Another interesting study in the Journal of Behav Med. 2003 Fall;29(3) by Grewen, Anderson, Girdler and Ligth showed that loving partner contact is related to lower cardiovascular reactivity. This was measured by blood pressure reactivity to stress in healthy adults. The stress was induced by asking people to do a public speech (one of the most common fears!). Half of the participants had been able to hold their partners hand for 10 minutes prior to the speech and also asked to hug their partner for 20 seconds. The other half were just asked to sit by themselves for 10 minutes. People who had the loving contact of their partner prior to the stress had less increases in BP. The authors concluded that "These findings suggest that affectionate relationships with a supportive partner may contribute to lower reactivity to stressful life events and may partially mediate the benefit of marital support on better cardiovascular health."

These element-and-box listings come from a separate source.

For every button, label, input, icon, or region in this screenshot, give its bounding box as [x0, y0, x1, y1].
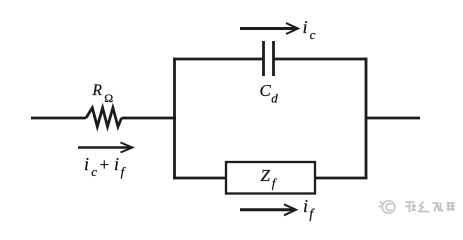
svg-text:Ω: Ω	[104, 91, 113, 105]
capacitor C_d left plate	[262, 41, 265, 76]
svg-text:+: +	[100, 155, 110, 174]
arrow i_c + i_f (left, below wire)	[78, 143, 132, 153]
svg-text:C: C	[260, 81, 272, 100]
svg-text:c: c	[310, 27, 316, 42]
wire right vertical branch	[365, 58, 368, 180]
svg-text:f: f	[309, 206, 315, 221]
svg-text:R: R	[92, 82, 103, 99]
svg-text:i: i	[303, 196, 308, 216]
svg-text:Z: Z	[261, 166, 271, 185]
label i_c	[303, 17, 316, 42]
wire bottom branch right segment	[315, 177, 367, 180]
label R_Omega	[92, 82, 114, 105]
wire top branch left segment	[173, 58, 263, 61]
wire left lead	[31, 117, 86, 120]
capacitor C_d right plate	[272, 41, 275, 76]
svg-text:i: i	[114, 154, 119, 174]
watermark text "研之成理" (drawn glyph blobs)	[405, 202, 455, 213]
watermark logo	[379, 201, 395, 213]
label i_c + i_f	[84, 154, 127, 179]
svg-text:i: i	[303, 17, 308, 37]
svg-text:i: i	[84, 154, 89, 174]
wire left vertical branch	[173, 58, 176, 180]
impedance Z_f box	[226, 162, 315, 194]
wire top branch right segment	[274, 58, 368, 61]
label i_f	[303, 196, 315, 221]
label C_d	[260, 81, 279, 106]
label Z_f	[261, 166, 278, 191]
svg-text:f: f	[121, 164, 127, 179]
wire resistor to left node	[122, 117, 177, 120]
svg-text:d: d	[271, 91, 278, 106]
arrow i_c (top)	[240, 23, 298, 34]
svg-text:c: c	[91, 164, 97, 179]
arrow i_f (bottom)	[240, 204, 296, 215]
resistor R_Omega zigzag	[86, 108, 122, 127]
wire bottom branch left segment	[173, 177, 226, 180]
wire right output lead	[366, 117, 420, 120]
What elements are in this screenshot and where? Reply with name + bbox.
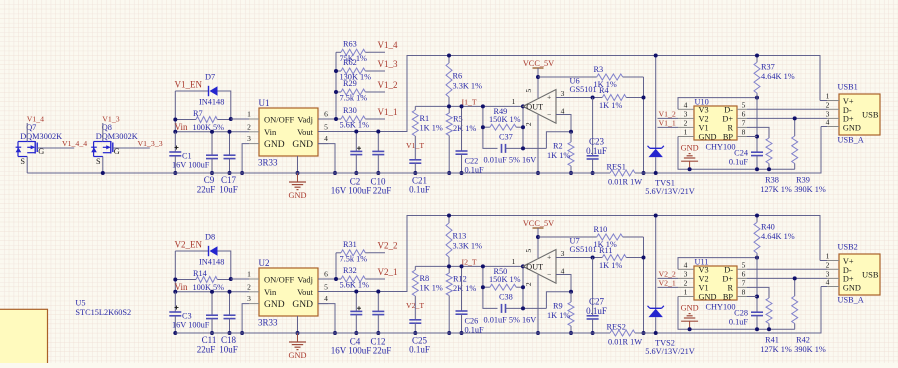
junction: [334, 277, 338, 281]
wire opamp pin2 to ground: [537, 275, 539, 333]
svg-text:C24: C24: [734, 149, 749, 158]
wire usb GND: [821, 126, 827, 128]
wire regulator bottom ground: [297, 316, 299, 333]
svg-text:V2_2: V2_2: [378, 241, 398, 251]
svg-text:1: 1: [826, 92, 830, 101]
svg-text:3: 3: [684, 269, 688, 278]
junction: [240, 331, 244, 335]
junction: [481, 264, 485, 268]
wire diode cathode: [218, 251, 231, 279]
USB controller U11: [694, 266, 737, 300]
svg-text:R12: R12: [453, 275, 467, 284]
svg-text:GND: GND: [843, 283, 861, 292]
wire fb to sense: [546, 292, 571, 309]
svg-text:D-: D-: [843, 266, 852, 275]
svg-text:R31: R31: [343, 240, 357, 249]
svg-text:R62: R62: [343, 58, 357, 67]
wire pin4 down: [318, 304, 335, 333]
svg-text:R: R: [727, 123, 733, 132]
resistor R4: [556, 86, 644, 110]
wire BP: [747, 136, 757, 138]
svg-text:U2: U2: [259, 258, 270, 268]
svg-text:3: 3: [684, 109, 688, 118]
svg-text:GND: GND: [292, 140, 313, 150]
svg-text:3R33: 3R33: [258, 158, 278, 168]
wire V2 stub: [658, 277, 679, 279]
junction: [229, 117, 233, 121]
junction: [591, 331, 595, 335]
junction: [755, 54, 759, 58]
svg-text:Q8: Q8: [102, 123, 112, 132]
capacitor C38: [484, 293, 547, 325]
USB connector USB2: [839, 254, 880, 295]
svg-text:R41: R41: [765, 336, 779, 345]
wire opamp pin2 to ground: [537, 115, 539, 173]
resistor R9: [547, 292, 574, 333]
junction: [521, 285, 525, 289]
junction: [569, 130, 573, 134]
wire Vin row: [175, 131, 249, 133]
svg-text:8: 8: [742, 128, 746, 137]
wire fb right: [522, 266, 524, 308]
wire fb left: [483, 266, 498, 308]
capacitor C2 (polarized): [331, 132, 372, 196]
svg-text:GND: GND: [292, 300, 313, 310]
junction: [755, 214, 759, 218]
svg-text:5: 5: [524, 89, 533, 93]
svg-text:D8: D8: [205, 233, 215, 242]
svg-text:R11: R11: [599, 246, 613, 255]
svg-text:V2: V2: [699, 114, 709, 123]
svg-text:2: 2: [247, 122, 251, 131]
wire Vin row: [175, 291, 249, 293]
svg-text:V1_2: V1_2: [659, 110, 676, 119]
svg-text:16V 100uF: 16V 100uF: [331, 186, 372, 196]
wire ground rail: [27, 172, 610, 174]
capacitor C26: [456, 266, 468, 333]
junction: [642, 96, 646, 100]
wire tvs anode: [655, 157, 657, 173]
ground: [289, 173, 307, 200]
svg-text:0.01uF 5% 16V: 0.01uF 5% 16V: [484, 316, 537, 325]
wire V1 stub: [658, 286, 679, 288]
svg-text:GND: GND: [289, 351, 307, 360]
svg-text:3: 3: [561, 249, 565, 258]
wire D- line: [747, 268, 827, 270]
resistor R50: [483, 267, 523, 290]
transistor Q7: [16, 114, 63, 173]
wire gate: [37, 147, 74, 149]
resistor R31: [336, 240, 369, 264]
usb pin labels: [843, 97, 879, 132]
svg-text:3.3K 1%: 3.3K 1%: [453, 242, 483, 251]
junction: [591, 256, 595, 260]
junction: [460, 331, 464, 335]
wire diode cathode: [218, 91, 231, 119]
resistor R10: [538, 225, 644, 249]
svg-text:1: 1: [826, 252, 830, 261]
wire net stub: [369, 51, 386, 53]
junction: [521, 104, 525, 108]
capacitor C22: [456, 106, 468, 173]
wire tvs vertical: [655, 56, 657, 149]
svg-text:3: 3: [247, 134, 251, 143]
junction: [447, 264, 451, 268]
wire Vout row: [318, 56, 820, 132]
junction: [654, 214, 658, 218]
svg-text:CHY100: CHY100: [706, 143, 736, 152]
resistor R3: [538, 65, 644, 89]
svg-text:16V 100uF: 16V 100uF: [172, 321, 210, 330]
svg-text:VCC_5V: VCC_5V: [523, 59, 554, 68]
svg-text:4.64K 1%: 4.64K 1%: [761, 72, 795, 81]
svg-text:V1_4_4: V1_4_4: [62, 139, 87, 148]
svg-text:C18: C18: [221, 335, 237, 345]
svg-text:D+: D+: [843, 275, 854, 284]
svg-text:6: 6: [324, 110, 328, 119]
regulator pin labels: [264, 274, 314, 310]
junction: [591, 96, 595, 100]
junction: [376, 290, 380, 294]
svg-text:R37: R37: [761, 63, 775, 72]
svg-text:Q7: Q7: [26, 123, 36, 132]
junction: [642, 331, 646, 335]
svg-text:U5: U5: [75, 299, 85, 308]
svg-text:4: 4: [324, 294, 328, 303]
svg-text:C9: C9: [204, 175, 215, 185]
svg-text:5.6K 1%: 5.6K 1%: [340, 281, 370, 290]
svg-text:3: 3: [561, 89, 565, 98]
capacitor C28: [729, 309, 763, 330]
svg-text:R14: R14: [193, 269, 208, 278]
wire D+ line: [747, 277, 827, 279]
wire ground rail: [175, 332, 610, 334]
junction: [460, 264, 464, 268]
junction: [521, 125, 525, 129]
svg-text:Vin: Vin: [264, 127, 277, 137]
junction: [173, 171, 177, 175]
svg-text:0.1uF: 0.1uF: [409, 345, 430, 355]
svg-text:R29: R29: [343, 79, 357, 88]
svg-text:0.1uF: 0.1uF: [586, 146, 607, 156]
resistor R29: [336, 79, 369, 103]
wire net stub: [369, 118, 386, 120]
wire vcc stem: [537, 228, 539, 258]
svg-text:R9: R9: [553, 302, 563, 311]
svg-text:4: 4: [324, 134, 328, 143]
capacitor C12: [370, 292, 391, 356]
resistor R38: [766, 127, 772, 169]
junction: [240, 171, 244, 175]
svg-text:5: 5: [742, 260, 746, 269]
svg-text:0.01R 1W: 0.01R 1W: [608, 337, 642, 346]
wire net stub: [369, 278, 386, 280]
junction: [447, 54, 451, 58]
junction: [755, 96, 759, 100]
junction: [354, 331, 358, 335]
wire pin3 to ground: [242, 144, 249, 173]
svg-text:5.6K 1%: 5.6K 1%: [340, 121, 370, 130]
svg-text:0.1uF: 0.1uF: [409, 185, 430, 195]
wire usb V+: [820, 260, 827, 262]
svg-text:4: 4: [684, 260, 688, 269]
junction: [210, 290, 214, 294]
wire D- line: [747, 108, 827, 110]
svg-text:5: 5: [524, 249, 533, 253]
resistor R13: [446, 216, 482, 267]
svg-text:I2_T: I2_T: [462, 258, 477, 267]
svg-text:C22: C22: [465, 157, 479, 166]
junction: [413, 171, 417, 175]
svg-text:V1_3_3: V1_3_3: [138, 139, 163, 148]
controller pins: [678, 260, 747, 296]
svg-text:7.5k 1%: 7.5k 1%: [340, 94, 368, 103]
junction: [536, 171, 540, 175]
diode D7: [199, 73, 224, 107]
svg-text:127K 1%: 127K 1%: [760, 345, 792, 354]
svg-text:1: 1: [684, 288, 688, 297]
wire Vadj: [318, 278, 341, 280]
svg-text:D+: D+: [843, 115, 854, 124]
svg-text:0.1uF: 0.1uF: [586, 306, 607, 316]
capacitor C18: [219, 292, 238, 355]
svg-text:R3: R3: [594, 65, 604, 74]
junction: [447, 331, 451, 335]
svg-text:1K 1%: 1K 1%: [547, 151, 570, 160]
svg-text:2: 2: [524, 122, 533, 126]
junction: [767, 167, 771, 171]
svg-text:V2_1: V2_1: [659, 279, 676, 288]
wire V2 stub: [658, 117, 679, 119]
svg-text:1: 1: [684, 128, 688, 137]
junction: [755, 295, 759, 299]
capacitor C11: [197, 292, 218, 355]
junction: [642, 256, 646, 260]
wire R37 node down: [756, 258, 758, 313]
svg-text:+: +: [547, 253, 551, 262]
capacitor C3 (polarized): [169, 292, 181, 333]
junction: [447, 104, 451, 108]
svg-text:V1_3: V1_3: [378, 59, 398, 69]
junction: [481, 104, 485, 108]
svg-text:RES1: RES1: [607, 162, 626, 171]
svg-text:150K 1%: 150K 1%: [489, 115, 521, 124]
resistor R7: [175, 109, 231, 132]
svg-text:0.1uF: 0.1uF: [729, 318, 749, 327]
svg-text:USB2: USB2: [838, 242, 858, 251]
svg-text:V+: V+: [843, 97, 854, 106]
junction: [354, 290, 358, 294]
transistor Q8: [91, 114, 138, 173]
junction: [536, 75, 540, 79]
capacitor C37: [484, 133, 547, 165]
svg-text:D-: D-: [843, 106, 852, 115]
svg-text:R4: R4: [599, 86, 610, 95]
svg-text:R32: R32: [343, 266, 357, 275]
op-amp U6 GS5101: [512, 77, 597, 127]
junction: [173, 278, 177, 282]
svg-text:S: S: [96, 157, 101, 166]
svg-text:2K 1%: 2K 1%: [453, 284, 476, 293]
svg-text:C37: C37: [499, 133, 513, 142]
wire regulator bottom ground: [297, 156, 299, 173]
capacitor C23: [586, 98, 607, 174]
ground (controller): [681, 144, 699, 170]
svg-text:U1: U1: [259, 98, 270, 108]
wire V3 loop: [678, 98, 757, 110]
svg-text:V3: V3: [699, 265, 709, 274]
regulator U2: [259, 268, 318, 316]
svg-text:Vadj: Vadj: [297, 114, 313, 124]
junction: [460, 171, 464, 175]
svg-text:D7: D7: [205, 73, 215, 82]
svg-text:2: 2: [684, 118, 688, 127]
svg-text:R: R: [727, 283, 733, 292]
svg-text:8: 8: [742, 288, 746, 297]
junction: [447, 214, 451, 218]
svg-text:C1: C1: [182, 152, 192, 161]
wire net stub: [369, 70, 386, 72]
capacitor C24: [729, 149, 763, 170]
svg-text:C38: C38: [499, 293, 513, 302]
svg-text:Vout: Vout: [297, 127, 314, 137]
svg-text:6: 6: [324, 270, 328, 279]
svg-text:2K 1%: 2K 1%: [453, 124, 476, 133]
wire R3-R4 right: [643, 237, 645, 333]
svg-text:OUT: OUT: [526, 262, 543, 271]
wire R pin: [747, 127, 769, 137]
svg-text:BP: BP: [723, 132, 734, 141]
usb pin labels: [843, 257, 879, 292]
USB connector USB1: [839, 94, 880, 135]
svg-text:4: 4: [826, 278, 830, 287]
TVS diode TVS1: [645, 146, 695, 196]
svg-text:C26: C26: [465, 317, 479, 326]
svg-text:R30: R30: [343, 106, 357, 115]
junction: [654, 331, 658, 335]
svg-text:1: 1: [512, 257, 516, 266]
resistor R32: [336, 266, 369, 290]
svg-text:+: +: [547, 93, 551, 102]
TVS diode TVS2: [645, 306, 695, 356]
resistor R37: [754, 56, 795, 98]
svg-text:V2_2: V2_2: [659, 270, 676, 279]
svg-text:2: 2: [826, 101, 830, 110]
junction: [228, 290, 232, 294]
wire fb left: [483, 106, 498, 148]
svg-text:100K 5%: 100K 5%: [193, 283, 225, 292]
resistor R1: [412, 106, 443, 144]
svg-text:0.1uF: 0.1uF: [729, 158, 749, 167]
svg-text:5: 5: [324, 122, 328, 131]
capacitor C27: [586, 258, 607, 334]
svg-text:Vin: Vin: [264, 287, 277, 297]
wire node line: [415, 265, 523, 267]
wire tvs anode: [655, 317, 657, 333]
svg-text:VCC_5V: VCC_5V: [523, 219, 554, 228]
wire node line: [415, 105, 523, 107]
svg-text:R13: R13: [453, 232, 467, 241]
svg-text:IN4148: IN4148: [199, 98, 224, 107]
svg-text:RES2: RES2: [607, 322, 626, 331]
wire fb right: [522, 106, 524, 148]
wire ground rail right: [635, 127, 821, 174]
junction: [688, 327, 692, 331]
svg-text:C11: C11: [202, 335, 217, 345]
junction: [793, 276, 797, 280]
wire net stub: [369, 252, 386, 254]
wire R pin: [747, 287, 769, 297]
junction: [228, 331, 232, 335]
svg-text:V2_EN: V2_EN: [175, 240, 203, 250]
resistor R30: [336, 106, 369, 130]
junction: [210, 130, 214, 134]
svg-text:−: −: [547, 110, 551, 119]
resistor R5: [446, 106, 476, 173]
junction: [334, 69, 338, 73]
junction: [793, 116, 797, 120]
svg-text:3: 3: [247, 294, 251, 303]
svg-text:R7: R7: [193, 109, 203, 118]
resistor R63: [336, 39, 369, 63]
svg-text:5.6V/13V/21V: 5.6V/13V/21V: [645, 187, 695, 196]
resistor R6: [446, 56, 482, 107]
junction: [376, 171, 380, 175]
resistor R40: [754, 216, 795, 258]
wire usb V+: [820, 100, 827, 102]
usb pins: [826, 252, 839, 287]
svg-text:GND: GND: [699, 132, 717, 141]
junction: [376, 331, 380, 335]
junction: [536, 331, 540, 335]
svg-text:7.5k 1%: 7.5k 1%: [340, 254, 368, 263]
junction: [334, 117, 338, 121]
svg-text:22uF: 22uF: [373, 346, 392, 356]
ground: [289, 333, 307, 360]
wire left vertical: [174, 251, 176, 292]
svg-text:10uF: 10uF: [219, 185, 238, 195]
wire net stub: [369, 91, 386, 93]
junction: [767, 327, 771, 331]
svg-text:V2: V2: [699, 274, 709, 283]
svg-text:S: S: [20, 157, 25, 166]
svg-text:R6: R6: [453, 72, 463, 81]
junction: [688, 167, 692, 171]
junction: [755, 256, 759, 260]
svg-text:V3: V3: [699, 105, 709, 114]
svg-text:5.6V/13V/21V: 5.6V/13V/21V: [645, 347, 695, 356]
junction: [755, 327, 759, 331]
junction: [210, 171, 214, 175]
svg-text:390K 1%: 390K 1%: [794, 345, 826, 354]
svg-text:4: 4: [561, 266, 565, 275]
capacitor C25: [409, 304, 430, 355]
svg-text:CHY100: CHY100: [706, 303, 736, 312]
junction: [210, 331, 214, 335]
resistor R39: [792, 118, 798, 169]
ground (controller): [681, 304, 699, 330]
svg-text:GND: GND: [699, 292, 717, 301]
svg-text:USB_A: USB_A: [838, 135, 864, 144]
wire D+ line: [747, 117, 827, 119]
resistor R2: [547, 132, 574, 173]
junction: [354, 130, 358, 134]
svg-text:6: 6: [742, 109, 746, 118]
wire pin3 to ground: [242, 304, 249, 333]
junction: [654, 54, 658, 58]
svg-text:R2: R2: [553, 142, 563, 151]
svg-text:USB: USB: [862, 110, 879, 120]
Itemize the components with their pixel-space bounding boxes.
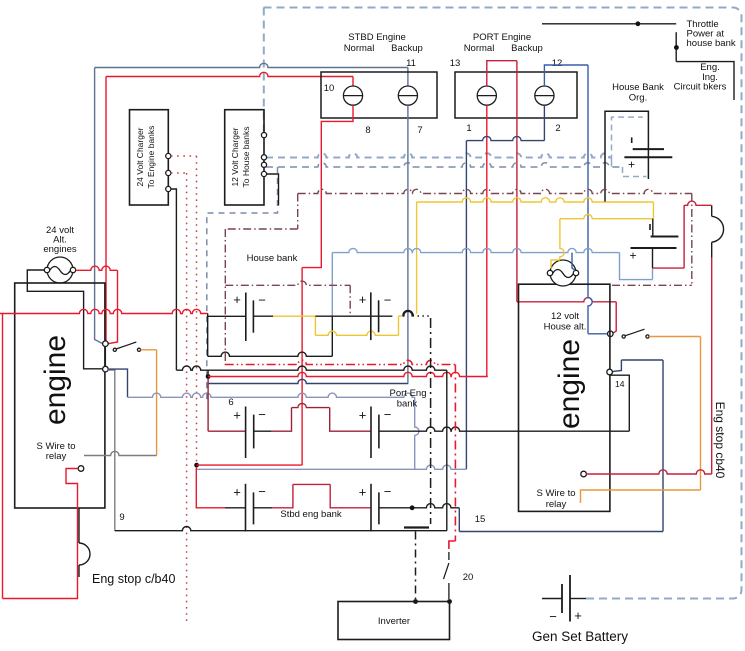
wire red 10 riser bbox=[352, 77, 354, 87]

Another study done by Grewen, Girdler, Amico and Light (Psychosomatic Medicine, 67, 2005) found that people's opinions about how supportive their partners are can be measured by looking at oxytocin, norepinephrine, cortisol in the blood as well as actual blood pressure before and after loving contact with their partner. Couples were assigned to 10 minutes of loving contact and then their blood was analyzed. Those who rated their relationship as more supportive had higher levels of oxytocin and in women higher partner support was correlated with lower BP. For women higher levels of oxytocin were also related to lower BP and lower levels of norepinephrine. The authors conclude that "Greater partner support is linked to higher [oxytocin] for both men and women; however, the importance of [oxytocin] and its potentially cardio-protective effects on sympathetic activity and BP may be greater for women." Again it is important to note that this study essentially measures the effects of physical contact with a loving partner, showing that loving touch in a supportive relationship literally affects our body chemistry in beneficial ways.
This link between loving touch and oxytocin lead to Dr. Zak prescribes at least 8 hugs per day in his TED talk in order to feel happier and more connected, as well as to nurture relationships. Zak's talk discusses the findings of the research above on hugging one's partner and how it can benefit one's health, especially the cardiovascular system.
In the wake of Valentines's Day it seems appropriate to celebrate the importance of loving touch. Perhaps science has finally given us reasons to stop feeling guilty about our inherent interdependence. It's time to support our need for connection and quite literally embrace our need for others. My advice is to love well and touch often. Your heart, immune system, stress level and state of mind will thank you.